Lloyd's Law Reporter
BARCLAYS BANK PLC V UNICREDIT BANK AG (FORMERLY KNOWN AS BAYERISCHE HYPO-UND VEREINSBAND AG) AND ANOTHER
[2014] EWCA Civ 302, Court of Appeal (Civil Division), Lord Justice Longmore, Lord Justice Patten and Lord Justice Christopher Clarke, 20 March 2014
Banking - "Commercially reasonable" in the context of determinations made by parties to financial instruments - Optional early termination of guarantees - Party's consent required for termination of agreement - Circumstances in which consent may be reasonably withheld
To reduce its credit risk, Unicredit transferred the credit
risk in certain of its assets to Barclays Bank plc who would make quarterly
payments to Unicredit in respect of relevant portfolio losses and in return
Unicredit paid quarterly premiums to Barclays. There were three such guarantees
given by Barclays as guarantor to Unicredit. The guarantees were for 11 or 19
years but contained provisions for optional early termination which included
the language: "such consent to be determined by [Barclays] in a
commercially reasonable manner". On 14 June 2010 the defendants sought
Barclays' consent to an early termination on 30 June 2010 as a result of regulatory
change. Barclays refused, essentially because early termination would be
uncommercial for it. Unicredit argued that it was not reasonable for Barclays
to refuse consent in circumstances where the guarantees no longer offered the
intended benefit.

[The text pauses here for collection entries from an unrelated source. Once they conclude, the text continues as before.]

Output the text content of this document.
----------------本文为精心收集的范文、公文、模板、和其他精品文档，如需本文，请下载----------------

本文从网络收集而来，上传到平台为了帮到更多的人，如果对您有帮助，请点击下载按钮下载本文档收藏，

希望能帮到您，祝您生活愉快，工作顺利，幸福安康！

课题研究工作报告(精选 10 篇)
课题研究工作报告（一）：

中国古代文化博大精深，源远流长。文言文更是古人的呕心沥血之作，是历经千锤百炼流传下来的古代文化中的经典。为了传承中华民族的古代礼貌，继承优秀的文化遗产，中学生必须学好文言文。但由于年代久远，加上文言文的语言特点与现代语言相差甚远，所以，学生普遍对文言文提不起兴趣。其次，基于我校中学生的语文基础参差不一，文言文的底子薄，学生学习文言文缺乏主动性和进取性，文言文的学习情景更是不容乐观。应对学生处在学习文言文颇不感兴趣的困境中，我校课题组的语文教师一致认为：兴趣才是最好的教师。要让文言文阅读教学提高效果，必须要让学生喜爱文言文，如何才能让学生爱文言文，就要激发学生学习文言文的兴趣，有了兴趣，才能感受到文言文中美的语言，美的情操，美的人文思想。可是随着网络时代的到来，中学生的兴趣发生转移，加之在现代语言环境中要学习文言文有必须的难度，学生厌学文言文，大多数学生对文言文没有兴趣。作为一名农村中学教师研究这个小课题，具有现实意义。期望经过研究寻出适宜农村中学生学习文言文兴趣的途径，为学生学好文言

At first instance, the judge held in broad terms that Barclays
had withheld its consent to early termination in a commercially reasonable
manner and that the defendants' purported designation of 30 June 2010 as the
Optional Early Termination Date was invalid and of no effect. He held that
Barclays were entitled to take primary account of their own interests in
determining whether to consent to termination. Unicredit appealed.